In a further study, the French and German partners have revealed that a class of recently identified mitochondrial membrane proteins, the mitochondrial pyruvate carriers, are imported via an import pathway that had previously been described for other proteins.

Having advanced on the mechanisms of chaperone function in the mitochondrial inter-membrane space, we are extending now to understanding how these chaperones interact with receptor domains for further integration of the membrane proteins into the membrane.

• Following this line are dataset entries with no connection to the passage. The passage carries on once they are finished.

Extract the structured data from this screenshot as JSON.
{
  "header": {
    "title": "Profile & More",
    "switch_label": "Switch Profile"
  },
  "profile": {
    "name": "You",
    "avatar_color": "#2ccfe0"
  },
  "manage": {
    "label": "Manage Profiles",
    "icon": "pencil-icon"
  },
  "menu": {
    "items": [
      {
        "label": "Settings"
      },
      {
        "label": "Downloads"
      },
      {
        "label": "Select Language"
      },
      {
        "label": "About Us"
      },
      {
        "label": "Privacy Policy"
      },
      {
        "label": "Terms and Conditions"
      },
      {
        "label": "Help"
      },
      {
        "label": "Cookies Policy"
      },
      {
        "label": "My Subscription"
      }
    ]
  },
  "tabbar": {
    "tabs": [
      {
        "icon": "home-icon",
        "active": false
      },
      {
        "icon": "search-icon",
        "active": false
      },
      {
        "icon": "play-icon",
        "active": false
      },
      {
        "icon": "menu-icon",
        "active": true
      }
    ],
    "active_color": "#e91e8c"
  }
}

(1) Sucec, I., Wang, Y., Dakhlaoui, O., Weinhäupl, K., Jores, T., Costa, D., Hessel, A., Brennich, M., Rapaport, D., Lindorff-Larsen, K., Bersch, B., Schanda P. Structural basis of client specificity in mitochondrial membrane-protein chaperones. Sci. Adv. 2020, 6, 51: eabd0263
(2) Weinhäupl, K., Wang, Y., Brennich, M., Lindorff-Larsen, K., Schanda P*. Architecture and assembly dynamics of the essential mitochondrial chaperone complex TIM9·10·12. Structure, 2021, in press.
(3) Rampelt H, Sucec I, Bersch B, Horten P, Perschil I, Martinou J-C, van der Laan M, Wiedemann N, Schanda P, Pfanner N.* The mitochondrial carrier pathway transports non-canonical substrates with an odd number of transmembrane segments. BMC Biology, 18:2

Mitochondria are essential for Fe-S cluster biogenesis, crucial for apoptosis, involved in numerous metabolic pathways and well known for their role in ATP synthesis. All these processes depend on beta-barrel channels in the outer membrane and alpha-helical metabolite carriers in the inner membrane. Similar to the vast majority of mitochondrial proteins, all these channels and transporters are encoded in the nucleus and translated on cytosolic ribosomes. Classical mitochondrial precursor proteins contain an N-terminal presequence which is required and sufficient for targeting and import and afterwards it is cleaved off to produce the mature protein. The goal of this project is a comprehensive description of the import of mitochondrial membrane protein precursors with internal targeting signals. After targeting to the translocase of the outer membrane (TOM) and translocation these hydrophobic precursors are sorted through the aqueous intermembrane space. Subsequently, beta-barrel precursors are inserted with the help of the sorting and assembly machinery (SAM) into the outer and alpha-helical metabolite carriers by the carrier translocase (TIM22) into the inner membrane. Major open questions are the specific targeting mechanisms of the three Tom receptors for membrane proteins with internal targeting signals, the structural basis of protein chaperoning in the intermembrane space by the TIM chaperone system and the transfer to the membrane insertase complexes.
By an integrated structural biology and biochemical approach, we will analyze the contribution of the different redundant Tom receptors for the targeting of beta-barrel proteins and metabolite carriers. Moreover, we will determine the mechanism of membrane protein precursor transfer by the TIM chaperone system from the TOM complex through the aqueous intermembrane space to the SAM and TIM22 complexes. We will determine the the structure and dynamics of the complexes formed by the membrane protein precursors and the receptor domains and chaperones by combining NMR, SAXS and other biophysical approaches, determine relative binding affinities, and study the preprotein transfer from chaperones to the Sam50-POTRA domain and to the Tim54 receptor of the TIM22 complex at the structural level. These biophysical and structural approaches will be complemented by generation of site-specific point mutants of the receptor and chaperone proteins and their in vivo and in vitro analysis by growth assays and import experiments into isolated mitochondria. Taken together, we will complement the knowledge for the import of the classical mitochondrial precursor proteins by an in-depth description of the import of the two most abundant membrane protein classes of mitochondria and this will reveal important principles also for chloroplasts and Gram negative bacteria.